Nevada shrugged and smiled. “Not too much today. But little Henry may disagree.” She rubbed the spot on the baby’s thigh where she’d injected him, and after about two seconds his cries were replaced with a dimpled smile. “Now see there,” she told the boy, “that wasn’t so bad, was it? And look what you get now.”
Reaching into her uniform pocket, she pulled out a red lollipop, removed the cellophane and handed the treat to the baby. Grabbing it, he let out a happy coo and Nevada patted his cheek.
“Be sure that you watch him for any signs of fever or rash,” she told the mother. “Since this is a booster, I don’t expect him to have any problems, but if he does, go ahead and give us a call.”
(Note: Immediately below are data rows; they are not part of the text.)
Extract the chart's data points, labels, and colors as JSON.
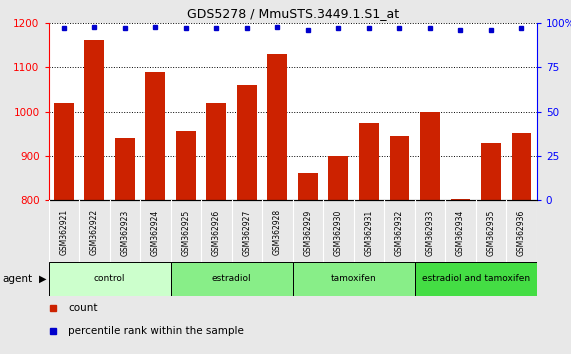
{
  "title": "GDS5278 / MmuSTS.3449.1.S1_at",
  "samples": [
    "GSM362921",
    "GSM362922",
    "GSM362923",
    "GSM362924",
    "GSM362925",
    "GSM362926",
    "GSM362927",
    "GSM362928",
    "GSM362929",
    "GSM362930",
    "GSM362931",
    "GSM362932",
    "GSM362933",
    "GSM362934",
    "GSM362935",
    "GSM362936"
  ],
  "counts": [
    1020,
    1162,
    940,
    1090,
    955,
    1020,
    1060,
    1130,
    860,
    900,
    975,
    945,
    1000,
    802,
    928,
    952
  ],
  "percentiles": [
    97,
    98,
    97,
    98,
    97,
    97,
    97,
    98,
    96,
    97,
    97,
    97,
    97,
    96,
    96,
    97
  ],
  "ylim_left": [
    800,
    1200
  ],
  "ylim_right": [
    0,
    100
  ],
  "yticks_left": [
    800,
    900,
    1000,
    1100,
    1200
  ],
  "yticks_right": [
    0,
    25,
    50,
    75,
    100
  ],
  "bar_color": "#cc2200",
  "dot_color": "#0000cc",
  "bar_width": 0.65,
  "group_boundaries": [
    [
      0,
      4,
      "control",
      "#ccffcc"
    ],
    [
      4,
      8,
      "estradiol",
      "#88ee88"
    ],
    [
      8,
      12,
      "tamoxifen",
      "#88ee88"
    ],
    [
      12,
      16,
      "estradiol and tamoxifen",
      "#44dd44"
    ]
  ],
  "bg_color": "#e8e8e8",
  "plot_bg": "#ffffff",
  "tick_area_color": "#cccccc"
}
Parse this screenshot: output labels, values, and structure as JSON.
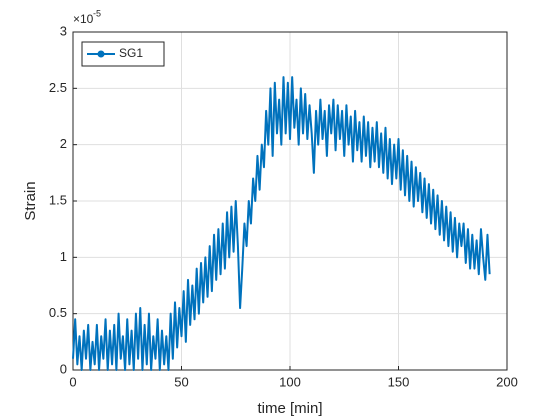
{
  "chart_data": {
    "type": "line",
    "xlabel": "time [min]",
    "ylabel": "Strain",
    "y_multiplier": {
      "base": "×10",
      "exponent": "-5"
    },
    "xlim": [
      0,
      200
    ],
    "xticks": [
      0,
      50,
      100,
      150,
      200
    ],
    "ylim": [
      0,
      3
    ],
    "yticks": [
      0,
      0.5,
      1,
      1.5,
      2,
      2.5,
      3
    ],
    "grid": true,
    "legend_position": "upper-left",
    "x": [
      0,
      1,
      2,
      3,
      4,
      5,
      6,
      7,
      8,
      9,
      10,
      11,
      12,
      13,
      14,
      15,
      16,
      17,
      18,
      19,
      20,
      21,
      22,
      23,
      24,
      25,
      26,
      27,
      28,
      29,
      30,
      31,
      32,
      33,
      34,
      35,
      36,
      37,
      38,
      39,
      40,
      41,
      42,
      43,
      44,
      45,
      46,
      47,
      48,
      49,
      50,
      51,
      52,
      53,
      54,
      55,
      56,
      57,
      58,
      59,
      60,
      61,
      62,
      63,
      64,
      65,
      66,
      67,
      68,
      69,
      70,
      71,
      72,
      73,
      74,
      75,
      76,
      77,
      78,
      79,
      80,
      81,
      82,
      83,
      84,
      85,
      86,
      87,
      88,
      89,
      90,
      91,
      92,
      93,
      94,
      95,
      96,
      97,
      98,
      99,
      100,
      101,
      102,
      103,
      104,
      105,
      106,
      107,
      108,
      109,
      110,
      111,
      112,
      113,
      114,
      115,
      116,
      117,
      118,
      119,
      120,
      121,
      122,
      123,
      124,
      125,
      126,
      127,
      128,
      129,
      130,
      131,
      132,
      133,
      134,
      135,
      136,
      137,
      138,
      139,
      140,
      141,
      142,
      143,
      144,
      145,
      146,
      147,
      148,
      149,
      150,
      151,
      152,
      153,
      154,
      155,
      156,
      157,
      158,
      159,
      160,
      161,
      162,
      163,
      164,
      165,
      166,
      167,
      168,
      169,
      170,
      171,
      172,
      173,
      174,
      175,
      176,
      177,
      178,
      179,
      180,
      181,
      182,
      183,
      184,
      185,
      186,
      187,
      188,
      189,
      190,
      191,
      192
    ],
    "series": [
      {
        "name": "SG1",
        "color": "#0072bd",
        "values": [
          0.1,
          0.45,
          0.05,
          0.3,
          0,
          0.35,
          0.1,
          0.4,
          0,
          0.25,
          0.05,
          0.4,
          0,
          0.3,
          0.1,
          0.45,
          0,
          0.35,
          0.05,
          0.4,
          0,
          0.5,
          0.1,
          0.3,
          0,
          0.45,
          0.05,
          0.35,
          0,
          0.5,
          0.1,
          0.55,
          0,
          0.4,
          0.05,
          0.5,
          0,
          0.3,
          0.1,
          0.45,
          0,
          0.35,
          0.05,
          0.3,
          0,
          0.5,
          0.1,
          0.6,
          0.2,
          0.55,
          0.3,
          0.7,
          0.25,
          0.8,
          0.4,
          0.75,
          0.45,
          0.9,
          0.5,
          0.95,
          0.6,
          1.0,
          0.65,
          1.1,
          0.7,
          1.2,
          0.8,
          1.25,
          0.85,
          1.3,
          0.9,
          1.4,
          1.0,
          1.45,
          1.05,
          1.5,
          1.1,
          0.55,
          0.9,
          1.3,
          1.1,
          1.5,
          1.3,
          1.7,
          1.5,
          1.9,
          1.6,
          2.0,
          1.8,
          2.3,
          2.0,
          2.5,
          1.9,
          2.55,
          2.1,
          2.4,
          2.0,
          2.6,
          2.1,
          2.55,
          2.05,
          2.6,
          2.15,
          2.4,
          2.0,
          2.5,
          2.1,
          2.45,
          2.05,
          2.35,
          2.1,
          1.75,
          2.3,
          2.0,
          2.4,
          2.05,
          2.3,
          1.9,
          2.35,
          2.1,
          2.4,
          1.95,
          2.35,
          2.05,
          2.3,
          1.9,
          2.35,
          2.0,
          2.25,
          1.85,
          2.3,
          1.95,
          2.2,
          1.85,
          2.25,
          1.9,
          2.2,
          1.8,
          2.15,
          1.85,
          2.2,
          1.8,
          2.1,
          1.75,
          2.15,
          1.7,
          2.05,
          1.65,
          2.0,
          1.7,
          2.05,
          1.6,
          1.95,
          1.55,
          1.9,
          1.5,
          1.85,
          1.45,
          1.8,
          1.5,
          1.75,
          1.4,
          1.7,
          1.35,
          1.65,
          1.3,
          1.6,
          1.25,
          1.55,
          1.2,
          1.5,
          1.15,
          1.45,
          1.1,
          1.4,
          1.05,
          1.35,
          1.0,
          1.3,
          1.1,
          1.3,
          0.95,
          1.25,
          0.9,
          1.2,
          0.9,
          1.15,
          0.85,
          1.25,
          1.0,
          0.8,
          1.2,
          0.85
        ]
      }
    ]
  }
}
“I will. Thank you, Nevada.”
Once she was sure mother and baby were on their way out of the examining room, Nevada hurried to the front of the building to retrieve Mr. Buckhorn’s chart from the hundreds that filled the shelves on a wall behind the receptionist’s desk.
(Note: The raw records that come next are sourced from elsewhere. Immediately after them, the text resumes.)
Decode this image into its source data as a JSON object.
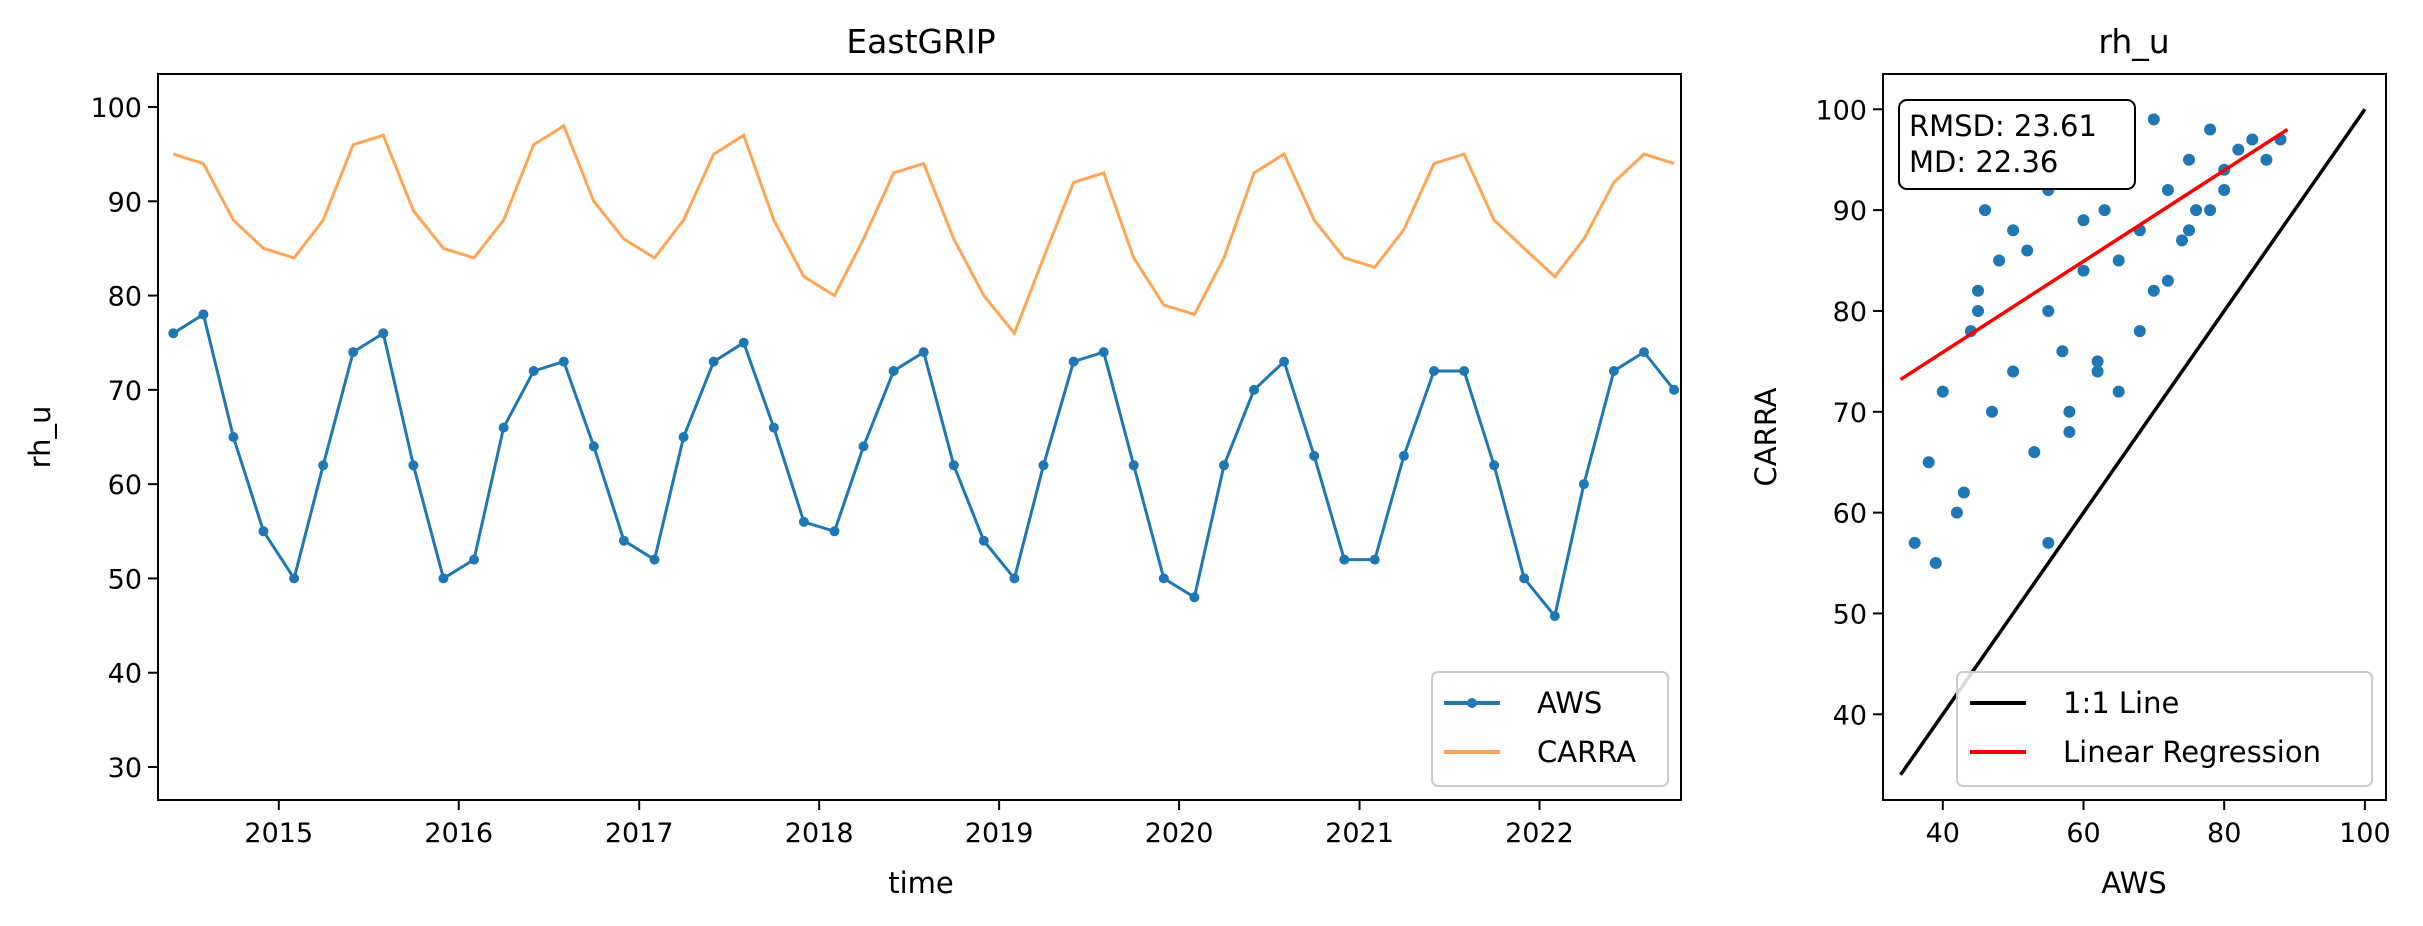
{
  "chart_data": [
    {
      "type": "line",
      "title": "EastGRIP",
      "xlabel": "time",
      "ylabel": "rh_u",
      "xlim": [
        "2014-05-01",
        "2022-10-15"
      ],
      "ylim": [
        26.5,
        103.5
      ],
      "x_ticks": [
        "2015",
        "2016",
        "2017",
        "2018",
        "2019",
        "2020",
        "2021",
        "2022"
      ],
      "y_ticks": [
        30,
        40,
        50,
        60,
        70,
        80,
        90,
        100
      ],
      "grid": false,
      "legend_position": "lower right",
      "series": [
        {
          "name": "AWS",
          "color": "#1f77b4",
          "marker": "circle",
          "x": [
            "2014-06-01",
            "2014-08-01",
            "2014-10-01",
            "2014-12-01",
            "2015-02-01",
            "2015-04-01",
            "2015-06-01",
            "2015-08-01",
            "2015-10-01",
            "2015-12-01",
            "2016-02-01",
            "2016-04-01",
            "2016-06-01",
            "2016-08-01",
            "2016-10-01",
            "2016-12-01",
            "2017-02-01",
            "2017-04-01",
            "2017-06-01",
            "2017-08-01",
            "2017-10-01",
            "2017-12-01",
            "2018-02-01",
            "2018-04-01",
            "2018-06-01",
            "2018-08-01",
            "2018-10-01",
            "2018-12-01",
            "2019-02-01",
            "2019-04-01",
            "2019-06-01",
            "2019-08-01",
            "2019-10-01",
            "2019-12-01",
            "2020-02-01",
            "2020-04-01",
            "2020-06-01",
            "2020-08-01",
            "2020-10-01",
            "2020-12-01",
            "2021-02-01",
            "2021-04-01",
            "2021-06-01",
            "2021-08-01",
            "2021-10-01",
            "2021-12-01",
            "2022-02-01",
            "2022-04-01",
            "2022-06-01",
            "2022-08-01",
            "2022-10-01"
          ],
          "values": [
            76,
            78,
            65,
            55,
            50,
            62,
            74,
            76,
            62,
            50,
            52,
            66,
            72,
            73,
            64,
            54,
            52,
            65,
            73,
            75,
            66,
            56,
            55,
            64,
            72,
            74,
            62,
            54,
            50,
            62,
            73,
            74,
            62,
            50,
            48,
            62,
            70,
            73,
            63,
            52,
            52,
            63,
            72,
            72,
            62,
            50,
            46,
            60,
            72,
            74,
            70
          ]
        },
        {
          "name": "CARRA",
          "color": "#ffa556",
          "x": [
            "2014-06-01",
            "2014-08-01",
            "2014-10-01",
            "2014-12-01",
            "2015-02-01",
            "2015-04-01",
            "2015-06-01",
            "2015-08-01",
            "2015-10-01",
            "2015-12-01",
            "2016-02-01",
            "2016-04-01",
            "2016-06-01",
            "2016-08-01",
            "2016-10-01",
            "2016-12-01",
            "2017-02-01",
            "2017-04-01",
            "2017-06-01",
            "2017-08-01",
            "2017-10-01",
            "2017-12-01",
            "2018-02-01",
            "2018-04-01",
            "2018-06-01",
            "2018-08-01",
            "2018-10-01",
            "2018-12-01",
            "2019-02-01",
            "2019-04-01",
            "2019-06-01",
            "2019-08-01",
            "2019-10-01",
            "2019-12-01",
            "2020-02-01",
            "2020-04-01",
            "2020-06-01",
            "2020-08-01",
            "2020-10-01",
            "2020-12-01",
            "2021-02-01",
            "2021-04-01",
            "2021-06-01",
            "2021-08-01",
            "2021-10-01",
            "2021-12-01",
            "2022-02-01",
            "2022-04-01",
            "2022-06-01",
            "2022-08-01",
            "2022-10-01"
          ],
          "values": [
            95,
            94,
            88,
            85,
            84,
            88,
            96,
            97,
            89,
            85,
            84,
            88,
            96,
            98,
            90,
            86,
            84,
            88,
            95,
            97,
            88,
            82,
            80,
            86,
            93,
            94,
            86,
            80,
            76,
            84,
            92,
            93,
            84,
            79,
            78,
            84,
            93,
            95,
            88,
            84,
            83,
            87,
            94,
            95,
            88,
            85,
            82,
            86,
            92,
            95,
            94
          ]
        }
      ]
    },
    {
      "type": "scatter",
      "title": "rh_u",
      "xlabel": "AWS",
      "ylabel": "CARRA",
      "xlim": [
        31.5,
        103
      ],
      "ylim": [
        31.5,
        103.5
      ],
      "x_ticks": [
        40,
        60,
        80,
        100
      ],
      "y_ticks": [
        40,
        50,
        60,
        70,
        80,
        90,
        100
      ],
      "grid": false,
      "legend_position": "lower right",
      "stats": [
        "RMSD: 23.61",
        "MD: 22.36"
      ],
      "series": [
        {
          "name": "",
          "color": "#1f77b4",
          "x": [
            36,
            38,
            39,
            40,
            42,
            43,
            44,
            45,
            46,
            47,
            48,
            50,
            50,
            52,
            53,
            55,
            55,
            57,
            58,
            60,
            60,
            62,
            63,
            65,
            66,
            68,
            70,
            70,
            72,
            74,
            75,
            76,
            78,
            80,
            82,
            84,
            86,
            88,
            55,
            58,
            62,
            65,
            68,
            72,
            75,
            78,
            80,
            45,
            52,
            60
          ],
          "y": [
            57,
            65,
            55,
            72,
            60,
            62,
            78,
            80,
            90,
            70,
            85,
            74,
            88,
            95,
            66,
            80,
            92,
            76,
            70,
            84,
            96,
            75,
            90,
            85,
            98,
            88,
            82,
            99,
            92,
            87,
            95,
            90,
            98,
            94,
            96,
            97,
            95,
            97,
            57,
            68,
            74,
            72,
            78,
            83,
            88,
            90,
            92,
            82,
            86,
            89
          ]
        }
      ],
      "lines": [
        {
          "name": "1:1 Line",
          "color": "#000000",
          "x": [
            34,
            100
          ],
          "y": [
            34,
            100
          ]
        },
        {
          "name": "Linear Regression",
          "color": "#ff0000",
          "x": [
            34,
            89
          ],
          "y": [
            73.2,
            98.0
          ]
        }
      ]
    }
  ]
}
Leaning down, she whispered in Joyce’s ear, “Has he been outside again? Or just having a cussing fit?”
The receptionist didn’t have to be told that Nevada was talking about Mr. Buckhorn. He was the only patient left in the waiting room.
“Neither, thank God,” the receptionist answered. “I turned the television on to the Western channel. Sunset Carson is keeping him occupied.”
Smiling, Nevada picked up the elderly man’s chart and walked to the door of the waiting room. “Mr. Buckhorn, you can come back now,” she called to him.
The old Navajo slowly turned his head and leveled an annoyed look at her. “I’ve already waited too long, young lady.” He jabbed a finger in the direction of the television. “I gotta see what this cowboy is gonna do with this gunslinger.”
“He’s going to shoot him, that’s what,” Nevada told him. “And Dr. Hastings is going to shoot you if you don’t get back here. She doesn’t have time to wait around on old men like you.”
Mumbling what sounded like Navajo curse words, the old man slapped a beat-up cowboy hat on his head and slowly rose to his feet. By the time he made it to Nevada, though, he was in a better mood and his wide, wrinkled grin made his dark eyes sparkle playfully.
“I’m not so old, missy. I have a girlfriend. See her every day, too.”
“Smells like you have a cigarette every day, too. You know that Doc is gonna be angry with you.”
His chuckles were full of mischief. “She’ll get over it.”